L’Ukraine, avec laquelle les échanges ont été divisés par 4,4 depuis 2013, occupait, en 2017, la treizième place dans la liste des principaux partenaires commerciaux de la Russie. Pour la première fois depuis 2013, on relève une hausse : le commerce continue, en dépit des interdits bilatéraux.

Parmi les pays de l’APEC, outre la Chine qui vient en tête, il faut mentionner le Japon et la République de Corée, dont les parts sont respectivement de 3,1 % et 3,3 %. Les échanges avec la Corée ont augmenté de 27,5 % et, avec le Japon, de 13,9 %. Pour la première fois depuis 2014, on note une hausse des relations commerciales avec ce second pays, dans le secteur de l’énergie, les petites et moyennes entreprises, l’industrialisation de l’Extrême-Orient russe. En ce qui concerne la Corée, la plus grosse augmentation des exportations russes touche au combustible minéral et au pétrole, et pour les importations, aux moyens de transport terrestres, aux voitures électriques et à l’équipement.

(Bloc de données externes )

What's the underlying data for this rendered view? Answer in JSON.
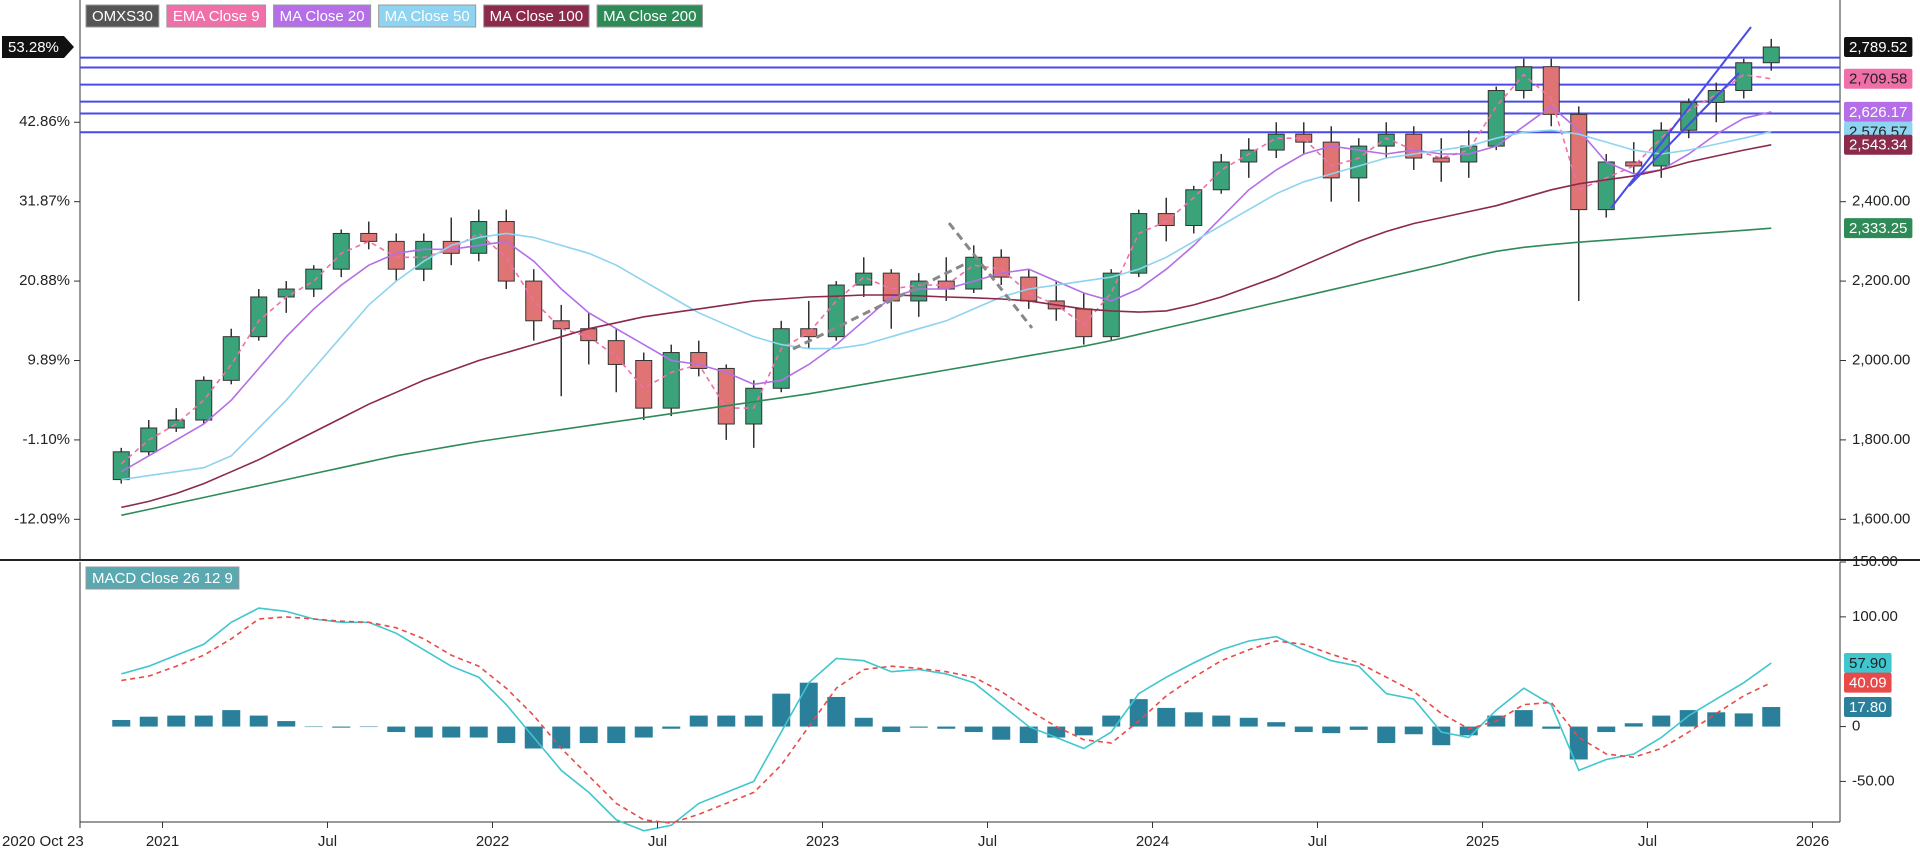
{
  "chart_data": [
    {
      "type": "candlestick",
      "x": [
        "2020-11",
        "2020-12",
        "2021-01",
        "2021-02",
        "2021-03",
        "2021-04",
        "2021-05",
        "2021-06",
        "2021-07",
        "2021-08",
        "2021-09",
        "2021-10",
        "2021-11",
        "2021-12",
        "2022-01",
        "2022-02",
        "2022-03",
        "2022-04",
        "2022-05",
        "2022-06",
        "2022-07",
        "2022-08",
        "2022-09",
        "2022-10",
        "2022-11",
        "2022-12",
        "2023-01",
        "2023-02",
        "2023-03",
        "2023-04",
        "2023-05",
        "2023-06",
        "2023-07",
        "2023-08",
        "2023-09",
        "2023-10",
        "2023-11",
        "2023-12",
        "2024-01",
        "2024-02",
        "2024-03",
        "2024-04",
        "2024-05",
        "2024-06",
        "2024-07",
        "2024-08",
        "2024-09",
        "2024-10",
        "2024-11",
        "2024-12",
        "2025-01",
        "2025-02",
        "2025-03",
        "2025-04",
        "2025-05",
        "2025-06",
        "2025-07",
        "2025-08",
        "2025-09",
        "2025-10",
        "2025-11"
      ],
      "xlim": [
        "2020-10",
        "2026-02"
      ],
      "ylim": [
        1500,
        2908
      ],
      "yticks": [
        {
          "value": 1600,
          "label": "1,600.00"
        },
        {
          "value": 1800,
          "label": "1,800.00"
        },
        {
          "value": 2000,
          "label": "2,000.00"
        },
        {
          "value": 2200,
          "label": "2,200.00"
        },
        {
          "value": 2400,
          "label": "2,400.00"
        }
      ],
      "y2lim": [
        -17.58,
        59.78
      ],
      "y2ticks": [
        {
          "value": -12.09,
          "label": "-12.09%"
        },
        {
          "value": -1.1,
          "label": "-1.10%"
        },
        {
          "value": 9.89,
          "label": "9.89%"
        },
        {
          "value": 20.88,
          "label": "20.88%"
        },
        {
          "value": 31.87,
          "label": "31.87%"
        },
        {
          "value": 42.86,
          "label": "42.86%"
        }
      ],
      "y2_current": {
        "value": 53.28,
        "label": "53.28%"
      },
      "hlines": [
        2763,
        2738,
        2695,
        2652,
        2622,
        2575
      ],
      "hline_color": "#4a4ae6",
      "series": [
        {
          "name": "OMXS30",
          "type": "candlestick",
          "color": "#555555",
          "up_color": "#3aa37a",
          "down_color": "#e07474",
          "open": [
            1700,
            1770,
            1830,
            1850,
            1950,
            2060,
            2160,
            2180,
            2230,
            2320,
            2300,
            2230,
            2300,
            2270,
            2350,
            2200,
            2100,
            2080,
            2050,
            2000,
            1880,
            2020,
            1980,
            1840,
            1930,
            2080,
            2060,
            2190,
            2220,
            2150,
            2200,
            2180,
            2260,
            2210,
            2150,
            2130,
            2060,
            2220,
            2370,
            2340,
            2430,
            2500,
            2530,
            2570,
            2550,
            2460,
            2540,
            2570,
            2510,
            2500,
            2540,
            2680,
            2740,
            2620,
            2380,
            2500,
            2490,
            2580,
            2650,
            2680,
            2750
          ],
          "high": [
            1780,
            1850,
            1880,
            1960,
            2080,
            2180,
            2200,
            2240,
            2330,
            2350,
            2320,
            2320,
            2360,
            2380,
            2380,
            2230,
            2140,
            2120,
            2080,
            2020,
            2040,
            2050,
            1990,
            1950,
            2100,
            2150,
            2200,
            2260,
            2230,
            2220,
            2260,
            2290,
            2280,
            2230,
            2200,
            2170,
            2230,
            2380,
            2410,
            2440,
            2520,
            2560,
            2600,
            2600,
            2590,
            2560,
            2600,
            2590,
            2560,
            2580,
            2690,
            2760,
            2760,
            2640,
            2520,
            2550,
            2600,
            2660,
            2700,
            2760,
            2810
          ],
          "low": [
            1690,
            1760,
            1820,
            1840,
            1940,
            2050,
            2120,
            2160,
            2210,
            2280,
            2200,
            2200,
            2240,
            2250,
            2180,
            2050,
            1910,
            1990,
            1920,
            1850,
            1860,
            1960,
            1800,
            1780,
            1920,
            2030,
            2050,
            2160,
            2080,
            2110,
            2150,
            2170,
            2190,
            2130,
            2100,
            2040,
            2050,
            2210,
            2300,
            2320,
            2420,
            2460,
            2510,
            2520,
            2400,
            2400,
            2510,
            2480,
            2450,
            2460,
            2530,
            2660,
            2590,
            2150,
            2360,
            2470,
            2460,
            2560,
            2600,
            2660,
            2730
          ],
          "close": [
            1770,
            1830,
            1850,
            1950,
            2060,
            2160,
            2180,
            2230,
            2320,
            2300,
            2230,
            2300,
            2270,
            2350,
            2200,
            2100,
            2080,
            2050,
            1990,
            1880,
            2020,
            1980,
            1840,
            1930,
            2080,
            2060,
            2190,
            2220,
            2150,
            2200,
            2180,
            2260,
            2210,
            2150,
            2130,
            2060,
            2220,
            2370,
            2340,
            2430,
            2500,
            2530,
            2570,
            2550,
            2460,
            2540,
            2570,
            2510,
            2500,
            2540,
            2680,
            2740,
            2620,
            2380,
            2500,
            2490,
            2580,
            2650,
            2680,
            2750,
            2789.52
          ],
          "last_label": "2,789.52"
        },
        {
          "name": "EMA Close 9",
          "type": "line",
          "color": "#f06fa8",
          "dash": true,
          "last_label": "2,709.58",
          "values": [
            1740,
            1800,
            1840,
            1900,
            1990,
            2100,
            2160,
            2200,
            2270,
            2300,
            2260,
            2260,
            2280,
            2320,
            2260,
            2150,
            2080,
            2060,
            2010,
            1930,
            1970,
            1990,
            1880,
            1880,
            2030,
            2070,
            2150,
            2210,
            2180,
            2190,
            2190,
            2240,
            2230,
            2170,
            2140,
            2090,
            2170,
            2320,
            2350,
            2410,
            2480,
            2520,
            2560,
            2560,
            2490,
            2510,
            2560,
            2530,
            2510,
            2530,
            2640,
            2720,
            2660,
            2430,
            2460,
            2490,
            2560,
            2630,
            2670,
            2720,
            2709.58
          ]
        },
        {
          "name": "MA Close 20",
          "type": "line",
          "color": "#b46ee8",
          "last_label": "2,626.17",
          "values": [
            1720,
            1760,
            1800,
            1840,
            1900,
            1980,
            2060,
            2130,
            2190,
            2240,
            2270,
            2280,
            2280,
            2290,
            2300,
            2250,
            2180,
            2120,
            2080,
            2040,
            2000,
            1990,
            1970,
            1940,
            1950,
            1990,
            2040,
            2100,
            2160,
            2180,
            2180,
            2200,
            2220,
            2230,
            2200,
            2170,
            2150,
            2180,
            2230,
            2290,
            2360,
            2430,
            2480,
            2520,
            2540,
            2530,
            2520,
            2530,
            2520,
            2520,
            2540,
            2590,
            2640,
            2580,
            2500,
            2470,
            2480,
            2520,
            2570,
            2610,
            2626.17
          ]
        },
        {
          "name": "MA Close 50",
          "type": "line",
          "color": "#8ed3ef",
          "last_label": "2,576.57",
          "values": [
            1700,
            1710,
            1720,
            1730,
            1760,
            1830,
            1900,
            1980,
            2060,
            2140,
            2200,
            2250,
            2290,
            2310,
            2320,
            2310,
            2290,
            2270,
            2240,
            2200,
            2160,
            2120,
            2090,
            2060,
            2040,
            2030,
            2030,
            2040,
            2060,
            2080,
            2100,
            2130,
            2160,
            2180,
            2190,
            2200,
            2210,
            2230,
            2260,
            2300,
            2340,
            2380,
            2420,
            2450,
            2470,
            2490,
            2510,
            2520,
            2530,
            2540,
            2560,
            2575,
            2580,
            2570,
            2550,
            2530,
            2520,
            2530,
            2545,
            2560,
            2576.57
          ]
        },
        {
          "name": "MA Close 100",
          "type": "line",
          "color": "#8b2a4a",
          "last_label": "2,543.34",
          "values": [
            1630,
            1645,
            1665,
            1690,
            1720,
            1750,
            1785,
            1820,
            1855,
            1890,
            1920,
            1950,
            1975,
            2000,
            2020,
            2040,
            2060,
            2080,
            2095,
            2110,
            2120,
            2130,
            2140,
            2150,
            2155,
            2160,
            2162,
            2165,
            2165,
            2163,
            2160,
            2158,
            2155,
            2150,
            2140,
            2130,
            2125,
            2122,
            2125,
            2140,
            2160,
            2185,
            2210,
            2240,
            2270,
            2300,
            2325,
            2345,
            2360,
            2375,
            2390,
            2410,
            2430,
            2445,
            2455,
            2465,
            2480,
            2500,
            2515,
            2530,
            2543.34
          ]
        },
        {
          "name": "MA Close 200",
          "type": "line",
          "color": "#2e8b57",
          "last_label": "2,333.25",
          "values": [
            1610,
            1625,
            1640,
            1655,
            1670,
            1685,
            1700,
            1715,
            1730,
            1745,
            1760,
            1772,
            1784,
            1796,
            1806,
            1816,
            1826,
            1836,
            1846,
            1856,
            1866,
            1876,
            1886,
            1896,
            1906,
            1916,
            1928,
            1940,
            1952,
            1964,
            1976,
            1988,
            2000,
            2012,
            2024,
            2036,
            2050,
            2066,
            2082,
            2098,
            2114,
            2130,
            2146,
            2162,
            2178,
            2194,
            2210,
            2226,
            2242,
            2260,
            2275,
            2285,
            2292,
            2298,
            2303,
            2308,
            2313,
            2318,
            2323,
            2328,
            2333.25
          ]
        }
      ]
    },
    {
      "type": "macd",
      "title": "MACD Close 26 12 9",
      "title_color": "#5aa8b0",
      "x": [
        "2020-11",
        "2020-12",
        "2021-01",
        "2021-02",
        "2021-03",
        "2021-04",
        "2021-05",
        "2021-06",
        "2021-07",
        "2021-08",
        "2021-09",
        "2021-10",
        "2021-11",
        "2021-12",
        "2022-01",
        "2022-02",
        "2022-03",
        "2022-04",
        "2022-05",
        "2022-06",
        "2022-07",
        "2022-08",
        "2022-09",
        "2022-10",
        "2022-11",
        "2022-12",
        "2023-01",
        "2023-02",
        "2023-03",
        "2023-04",
        "2023-05",
        "2023-06",
        "2023-07",
        "2023-08",
        "2023-09",
        "2023-10",
        "2023-11",
        "2023-12",
        "2024-01",
        "2024-02",
        "2024-03",
        "2024-04",
        "2024-05",
        "2024-06",
        "2024-07",
        "2024-08",
        "2024-09",
        "2024-10",
        "2024-11",
        "2024-12",
        "2025-01",
        "2025-02",
        "2025-03",
        "2025-04",
        "2025-05",
        "2025-06",
        "2025-07",
        "2025-08",
        "2025-09",
        "2025-10",
        "2025-11"
      ],
      "xlim": [
        "2020-10",
        "2026-02"
      ],
      "xticks": [
        {
          "value": "2020-10",
          "label": "2020 Oct 23"
        },
        {
          "value": "2021-01",
          "label": "2021"
        },
        {
          "value": "2021-07",
          "label": "Jul"
        },
        {
          "value": "2022-01",
          "label": "2022"
        },
        {
          "value": "2022-07",
          "label": "Jul"
        },
        {
          "value": "2023-01",
          "label": "2023"
        },
        {
          "value": "2023-07",
          "label": "Jul"
        },
        {
          "value": "2024-01",
          "label": "2024"
        },
        {
          "value": "2024-07",
          "label": "Jul"
        },
        {
          "value": "2025-01",
          "label": "2025"
        },
        {
          "value": "2025-07",
          "label": "Jul"
        },
        {
          "value": "2026-01",
          "label": "2026"
        }
      ],
      "ylim": [
        -87,
        150
      ],
      "yticks": [
        {
          "value": -50,
          "label": "-50.00"
        },
        0,
        {
          "value": 100,
          "label": "100.00"
        },
        {
          "value": 150,
          "label": "150.00"
        }
      ],
      "series": [
        {
          "type": "bar",
          "color": "#2a7f9a",
          "last_label": "17.80",
          "values": [
            6,
            9,
            10,
            10,
            15,
            10,
            5,
            0,
            -1,
            0,
            -5,
            -10,
            -10,
            -10,
            -15,
            -20,
            -20,
            -15,
            -15,
            -10,
            -2,
            10,
            10,
            10,
            30,
            40,
            27,
            8,
            -5,
            -1,
            -2,
            -5,
            -12,
            -15,
            -10,
            -8,
            10,
            25,
            17,
            13,
            10,
            8,
            4,
            -5,
            -6,
            -3,
            -15,
            -7,
            -17,
            -8,
            10,
            15,
            -2,
            -30,
            -5,
            3,
            10,
            15,
            13,
            12,
            17.8
          ]
        },
        {
          "type": "line",
          "color": "#3fc6cf",
          "last_label": "57.90",
          "values": [
            48,
            55,
            65,
            75,
            95,
            108,
            105,
            98,
            95,
            95,
            85,
            70,
            55,
            45,
            20,
            -10,
            -40,
            -60,
            -85,
            -95,
            -90,
            -70,
            -60,
            -50,
            -5,
            40,
            62,
            60,
            50,
            52,
            48,
            40,
            20,
            0,
            -10,
            -20,
            -5,
            30,
            45,
            58,
            70,
            78,
            82,
            70,
            60,
            55,
            30,
            25,
            -5,
            -10,
            15,
            35,
            20,
            -40,
            -30,
            -25,
            -10,
            10,
            25,
            40,
            57.9
          ]
        },
        {
          "type": "line",
          "color": "#e84a4a",
          "dash": true,
          "last_label": "40.09",
          "values": [
            42,
            46,
            55,
            65,
            80,
            98,
            100,
            98,
            96,
            95,
            90,
            80,
            65,
            55,
            35,
            10,
            -20,
            -45,
            -70,
            -85,
            -88,
            -80,
            -70,
            -60,
            -35,
            0,
            35,
            52,
            55,
            53,
            50,
            45,
            32,
            15,
            0,
            -12,
            -15,
            5,
            28,
            45,
            60,
            70,
            78,
            75,
            66,
            58,
            45,
            32,
            12,
            -2,
            5,
            20,
            22,
            -10,
            -25,
            -28,
            -20,
            -5,
            12,
            28,
            40.09
          ]
        }
      ]
    }
  ]
}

Les relations avec la Turquie méritent une analyse à part. Moscou ayant levé l’embargo sur les produits turcs en 2017, on constate une hausse des importations russes de 56,6 % par rapport à 2016. Les exportations russes vers ce pays, essentiellement des hydrocarbures, se sont, elles, accrues de 37,2 %.

Structure des produits du commerce extérieur russe avec les pays de la CEI et de « l’étranger lointain »

Le montant des exportations russes en 2017 a représenté 359,1 milliards de dollars, soit une hausse de 24,8 % par rapport à 2016. Pour les pays de « l’étranger proche », prédominent traditionnellement les produits minéraux, notamment ceux du complexe énergétique (63,2 %). Ces exportations ont augmenté de 27,1 % en valeur, alors même que leur accroissement en volume a été négligeable : 1,7 %. Cela s’explique par la hausse des prix sur le marché de l’énergie. La part des produits exportés dans ce domaine s’est accrue d’1,1 % par rapport à 2016.
On relève, en 2017, une infime augmentation des exportations de métaux et de produits métalliques vers « l’étranger lointain ». Leur part dans la structure d’ensemble a été de 10,2 %. On a également noté, au cours de la même année, une tendance à un accroissement des prix sur le marché mondial des métaux et, malgré une baisse de 2 % des volumes des exportations russes dans ce domaine à destination de « l’étranger lointain », celles-ci ont augmenté de 28,8 % en valeur par rapport à 2016.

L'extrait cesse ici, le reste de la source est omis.